We sat in heat and fumes for six extra minutes while the driver did something under the hood that sounded more moral than mechanical. By the time we moved again, the sky had begun doing that gray-yellow thing that makes Lagos look like it has been dipped in old impatience.

At Ojuelegba I got down into full evening noise. Horns. Shouts. Bridge traffic overhead. The rush of people moving fast because if they stop they will have to acknowledge their bodies. The admin annex sat on the far side of the footbridge above the bus park, according to the mail. I could already feel my legs arguing about the bridge.

The first stairs hit my heel like a personal comment.

Halfway up, somebody behind me said, "Oga, you are limping."
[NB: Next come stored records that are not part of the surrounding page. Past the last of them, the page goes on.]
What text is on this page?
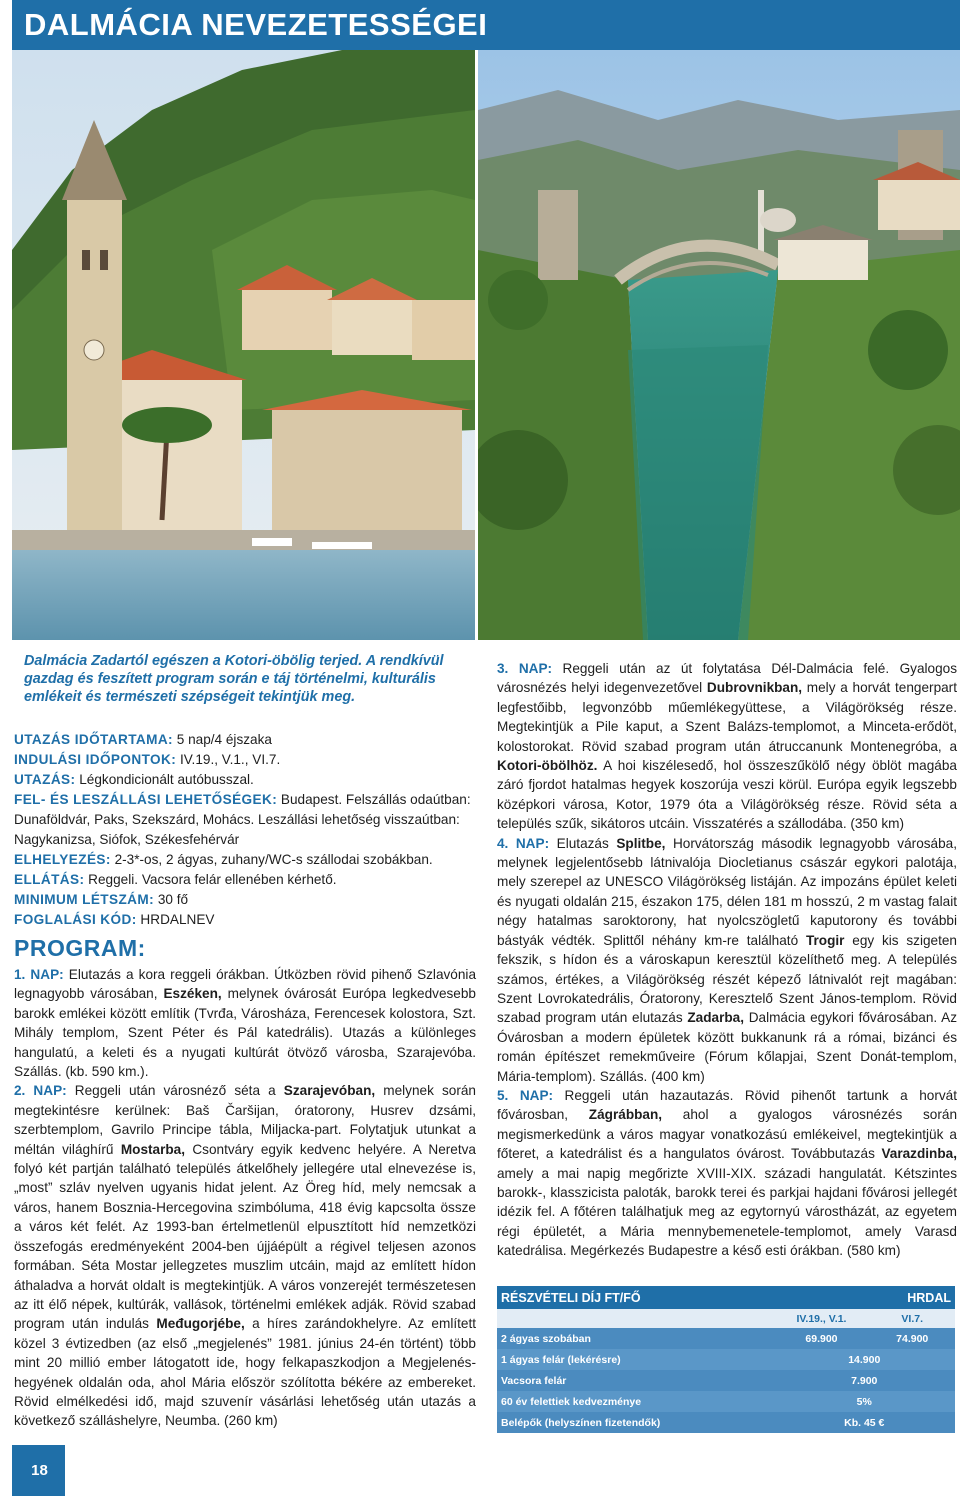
DALMÁCIA NEVEZETESSÉGEI
Dalmácia Zadartól egészen a Kotori-öbölig terjed. A rendkívül gazdag és feszített program során e táj történelmi, kulturális emlékeit és természeti szépségeit tekintjük meg.

UTAZÁS IDŐTARTAMA: 5 nap/4 éjszaka

INDULÁSI IDŐPONTOK: IV.19., V.1., VI.7.

UTAZÁS: Légkondicionált autóbusszal.

FEL- ÉS LESZÁLLÁSI LEHETŐSÉGEK: Budapest. Felszállás odaútban: Dunaföldvár, Paks, Szekszárd, Mohács. Leszállási lehetőség visszaútban: Nagykanizsa, Siófok, Székesfehérvár

ELHELYEZÉS: 2-3*-os, 2 ágyas, zuhany/WC-s szállodai szobákban.

ELLÁTÁS: Reggeli. Vacsora felár ellenében kérhető.

MINIMUM LÉTSZÁM: 30 fő

FOGLALÁSI KÓD: HRDALNEV

PROGRAM:

1. NAP: Elutazás a kora reggeli órákban. Útközben rövid pihenő Szlavónia legnagyobb városában, Eszéken, melynek óvárosát Európa legkedvesebb barokk emlékei között említik (Tvrđa, Városháza, Ferencesek kolostora, Szt. Mihály templom, Szent Péter és Pál katedrális). Utazás a különleges hangulatú, a keleti és a nyugati kultúrát ötvöző városba, Szarajevóba. Szállás. (kb. 590 km.).

2. NAP: Reggeli után városnéző séta a Szarajevóban, melynek során megtekintésre kerülnek: Baš Čaršijan, óratorony, Husrev dzsámi, szerbtemplom, Gavrilo Principe tábla, Miljacka-part. Folytatjuk utunkat a méltán világhírű Mostarba, Csontváry egyik kedvenc helyére. A Neretva folyó két partján található település átkelőhely jellegére utal elnevezése is, „most” szláv nyelven ugyanis hidat jelent. Az Öreg híd, mely nemcsak a város, hanem Bosznia-Hercegovina szimbóluma, 418 évig kapcsolta össze a város két felét. Az 1993-ban értelmetlenül elpusztított híd nemzetközi összefogás eredményeként 2004-ben újjáépült a régivel teljesen azonos formában. Séta Mostar jellegzetes muszlim utcáin, majd az említett hídon áthaladva a horvát oldalt is megtekintjük. A város vonzerejét természetesen az itt élő népek, kultúrák, vallások, történelmi emlékek adják. Rövid szabad program után indulás Međugorjébe, a híres zarándokhelyre. Az említett közel 3 évtizedben (az első „megjelenés” 1981. június 24-én történt) több mint 20 millió ember látogatott ide, hogy felkapaszkodjon a Megjelenés-hegyének oldalán oda, ahol Mária először szólította békére az embereket. Rövid elmélkedési idő, majd szuvenír vásárlási lehetőség után utazás a következő szálláshelyre, Neumba. (260 km)

3. NAP: Reggeli után az út folytatása Dél-Dalmácia felé. Gyalogos városnézés helyi idegenvezetővel Dubrovnikban, mely a horvát tengerpart legfestőibb, legvonzóbb műemlékegyüttese, a Világörökség része. Megtekintjük a Pile kaput, a Szent Balázs-templomot, a Minceta-erődöt, kolostorokat. Rövid szabad program után átruccanunk Montenegróba, a Kotori-öbölhöz. A hoi kiszélesedő, hol összeszűkölő négy öblöt magába záró fjordot hatalmas hegyek koszorúja veszi körül. Európa egyik legszebb középkori városa, Kotor, 1979 óta a Világörökség része. Rövid séta a település szűk, sikátoros utcáin. Visszatérés a szállodába. (350 km)

4. NAP: Elutazás Splitbe, Horvátország második legnagyobb városába, melynek legjelentősebb látnivalója Diocletianus császár egykori palotája, mely szerepel az UNESCO Világörökség listáján. Az impozáns épület keleti és nyugati oldalán 215, északon 175, délen 181 m hosszú, 2 m vastag falait négy hatalmas saroktorony, hat nyolcszögletű kaputorony és további bástyák védték. Splittől néhány km-re található Trogir egy kis szigeten fekszik, s hídon és a városkapun keresztül közelíthető meg. A település számos, értékes, a Világörökség részét képező látnivalót rejt magában: Szent Lovrokatedrális, Óratorony, Keresztelő Szent János-templom. Rövid szabad program után elutazás Zadarba, Dalmácia egykori fővárosában. Az Óvárosban a modern épületek között bukkanunk rá a római, bizánci és román építészet remekműveire (Fórum kőlapjai, Szent Donát-templom, Mária-templom). Szállás. (400 km)

5. NAP: Reggeli után hazautazás. Rövid pihenőt tartunk a horvát fővárosban, Zágrábban, ahol a gyalogos városnézés során megismerkedünk a város magyar vonatkozású emlékeivel, megtekintjük a főteret, a katedrálist és a hangulatos óvárost. Továbbutazás Varazdinba, amely a mai napig megőrizte XVIII-XIX. századi hangulatát. Kétszintes barokk-, klasszicista paloták, barokk terei és parkjai hajdani fővárosi jellegét idézik fel. A főtéren találhatjuk meg az egytornyú várostházát, az egyetem régi épületét, a Mária mennybemenetele-templomot, amely Varasd katedrálisa. Megérkezés Budapestre a késő esti órákban. (580 km)

RÉSZVÉTELI DÍJ FT/FŐ		HRDAL
	IV.19., V.1.	VI.7.
2 ágyas szobában	69.900	74.900
1 ágyas felár (lekérésre)	14.900	
Vacsora felár	7.900	
60 év felettiek kedvezménye	5%	
Belépők (helyszínen fizetendők)	Kb. 45 €	
18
"This country is limping," I said without turning.

He laughed. I didn't.

At the top of the bridge the heat changed quality. It became higher, meaner, more public. You could see the buses below vomiting people onto the road. You could smell roasting corn, exhaust, gutter water, and hot metal. A woman carrying a plastic bowl of oranges on her head moved past me with the clean confidence of somebody whose whole job depended on not stumbling over men like me.

By the time I came down the other side, the plaster in my shoe had given up and the blister was back to speaking in full sentences.
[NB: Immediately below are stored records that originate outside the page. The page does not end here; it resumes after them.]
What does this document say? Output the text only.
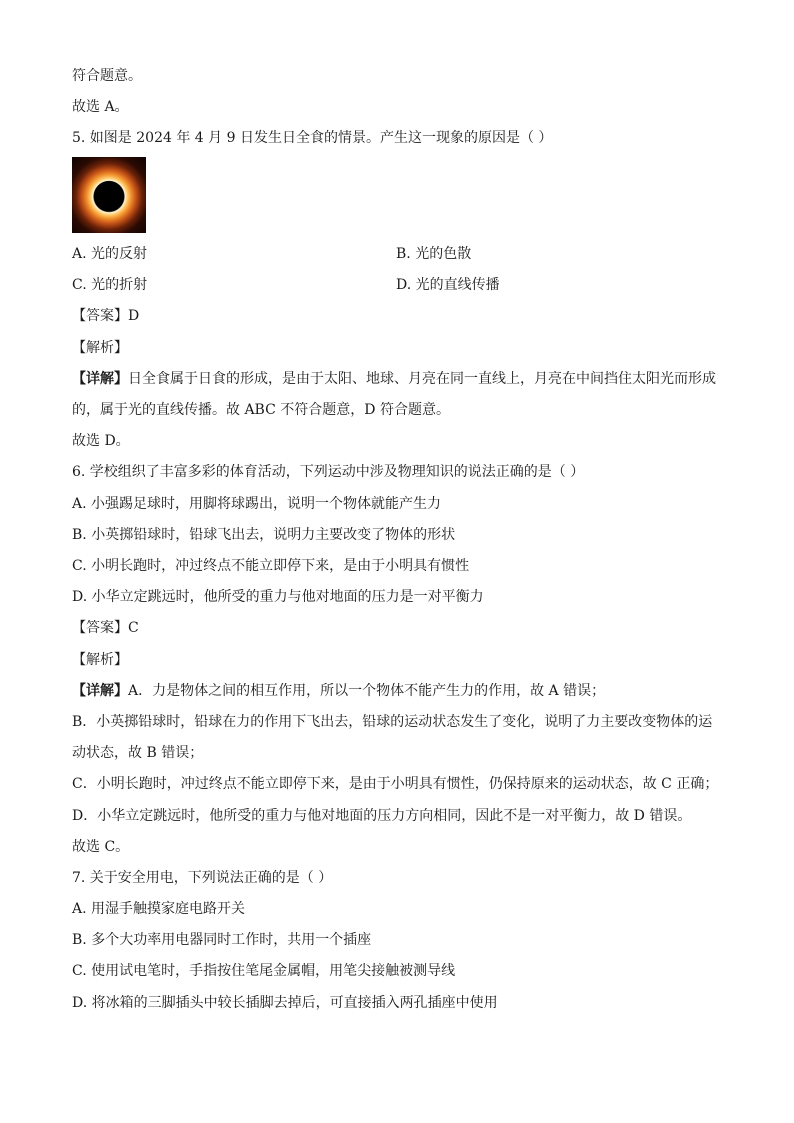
符合题意。
故选 A。
5. 如图是 2024 年 4 月 9 日发生日全食的情景。产生这一现象的原因是（ ）
A. 光的反射	B. 光的色散
C. 光的折射	D. 光的直线传播
【答案】D
【解析】
【详解】日全食属于日食的形成，是由于太阳、地球、月亮在同一直线上，月亮在中间挡住太阳光而形成
的，属于光的直线传播。故 ABC 不符合题意，D 符合题意。
故选 D。
6. 学校组织了丰富多彩的体育活动，下列运动中涉及物理知识的说法正确的是（ ）
A. 小强踢足球时，用脚将球踢出，说明一个物体就能产生力
B. 小英掷铅球时，铅球飞出去，说明力主要改变了物体的形状
C. 小明长跑时，冲过终点不能立即停下来，是由于小明具有惯性
D. 小华立定跳远时，他所受的重力与他对地面的压力是一对平衡力
【答案】C
【解析】
【详解】A．力是物体之间的相互作用，所以一个物体不能产生力的作用，故 A 错误；
B．小英掷铅球时，铅球在力的作用下飞出去，铅球的运动状态发生了变化，说明了力主要改变物体的运
动状态，故 B 错误；
C．小明长跑时，冲过终点不能立即停下来，是由于小明具有惯性，仍保持原来的运动状态，故 C 正确；
D．小华立定跳远时，他所受的重力与他对地面的压力方向相同，因此不是一对平衡力，故 D 错误。
故选 C。
7. 关于安全用电，下列说法正确的是（ ）
A. 用湿手触摸家庭电路开关
B. 多个大功率用电器同时工作时，共用一个插座
C. 使用试电笔时，手指按住笔尾金属帽，用笔尖接触被测导线
D. 将冰箱的三脚插头中较长插脚去掉后，可直接插入两孔插座中使用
The annex building looked exactly like the kind of place that handles payroll pain. Narrow. Beige once, now nicotine-colored. A fluorescent tube flickering above a glass door. One security man on a plastic chair fanning himself with a folded newspaper. Inside, through the glass, I could see pale walls and the movement of people waiting under terrible light.

Relief tried to arrive. That was the insulting part. I actually thought, for one unguarded second, that I had made it somewhere useful.

Then I saw the sheet taped beside the entrance.

White A4 paper. Cheap toner. Serif font. Smudged at the lower edge.

STAFF REPORTING FOR VARIANCE / RECOVERY REVIEW

Below it, in two columns, were names.

My name was fifth.

Not my staff ID this time. Not a number. Tobechukwu Nwosu, complete and black against the page, waiting outside before I had even entered.

The security man looked up from his newspaper.

"If your name is on the recovery list," he said, pointing with two fingers, "join that line."

That was when I noticed the line.

Seven people. Tired faces. Brown envelopes. The particular silence of adults waiting to hear why their labor still owed somebody money.

Every one of them had already spent enough time with that sheet to know my name before I reached the line.